Oreomyrrhis
Tufted biennial, triennial or perennial herbs, mostly monocarpic (dying after flowering/fruiting), often with fleshy taproot. Leaves in a basal rosette (cauline leaves usually absent), pinnatisect (rarely entire), linear, lanceolate to deltoid in outline; leaf-sheath conspicuous, occasionally succulent; stipules absent. Inflorescence a simple umbel (rarely compound in O. brevipes), terminal; involucral bracts connate at base, lanceolate, oblanceolate to ovate, shorter than fruit. Flowers bisexual; sepals small to absent; petals oblong to ovate, apex inflexed; nectary conical, continuous with base of styles; carpels 2. Fruit narrow-oblong to ovate, slightly flattened laterally; mericarps prominently 5-ribbed; carpophore bifid or split to base..
About 23 species, in Borneo, Taiwan, New Guinea, Australia, New Zealand and Central and South America; 7 species in Australia, all endemic to the south-east.

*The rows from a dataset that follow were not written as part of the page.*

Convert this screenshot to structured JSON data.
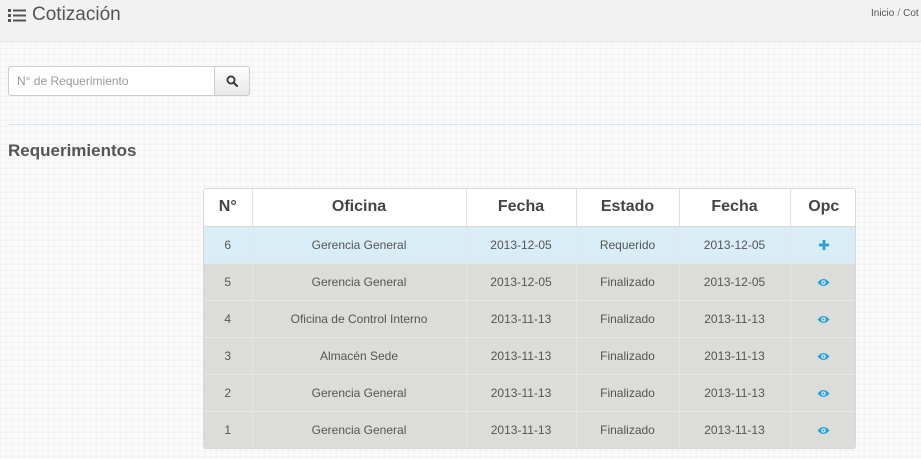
{
  "header": {
    "title": "Cotización",
    "breadcrumb": [
      "Inicio",
      "Cot"
    ]
  },
  "search": {
    "placeholder": "N° de Requerimiento",
    "value": ""
  },
  "section": {
    "title": "Requerimientos"
  },
  "table": {
    "columns": [
      "N°",
      "Oficina",
      "Fecha",
      "Estado",
      "Fecha",
      "Opc"
    ],
    "rows": [
      {
        "num": "6",
        "oficina": "Gerencia General",
        "fecha1": "2013-12-05",
        "estado": "Requerido",
        "fecha2": "2013-12-05",
        "action": "plus-icon"
      },
      {
        "num": "5",
        "oficina": "Gerencia General",
        "fecha1": "2013-12-05",
        "estado": "Finalizado",
        "fecha2": "2013-12-05",
        "action": "eye-icon"
      },
      {
        "num": "4",
        "oficina": "Oficina de Control Interno",
        "fecha1": "2013-11-13",
        "estado": "Finalizado",
        "fecha2": "2013-11-13",
        "action": "eye-icon"
      },
      {
        "num": "3",
        "oficina": "Almacén Sede",
        "fecha1": "2013-11-13",
        "estado": "Finalizado",
        "fecha2": "2013-11-13",
        "action": "eye-icon"
      },
      {
        "num": "2",
        "oficina": "Gerencia General",
        "fecha1": "2013-11-13",
        "estado": "Finalizado",
        "fecha2": "2013-11-13",
        "action": "eye-icon"
      },
      {
        "num": "1",
        "oficina": "Gerencia General",
        "fecha1": "2013-11-13",
        "estado": "Finalizado",
        "fecha2": "2013-11-13",
        "action": "eye-icon"
      }
    ]
  },
  "colors": {
    "accent": "#2a9fd6",
    "active_row": "#d9edf7",
    "row": "#dcdcd8"
  }
}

Oreomyrrhis has been incorporated into the larger, northern-hemisphere genus Chaerophyllum on the basis of nuclear and chloroplast DNA analysis (Chung 2007). In that study, the southern species grouped closely together and apart from most of the largely Eurasian species. A few intervening species are North American and their placement is equivocal. The southern species are united morphologically by a distinctly rosetted mostly unbranched habit with simply umbellate inflorescences and a typically monocarpic life-history, whereas species of Chaerophyllum sens. str. are mostly non-rosetted, conventional annuals or perennials, often branching and with compound umbellate inflorescences. Oreomyrrhis is retained here.
Synonyms
Chung, K.F. (2007). Inclusion of the South Pacific alpine genus Oreomyrrhis (Apiaceae) in Chaerophyllum based on nuclear and chloroplast DNA sequences. Systematic Botany 32(3): 671–681.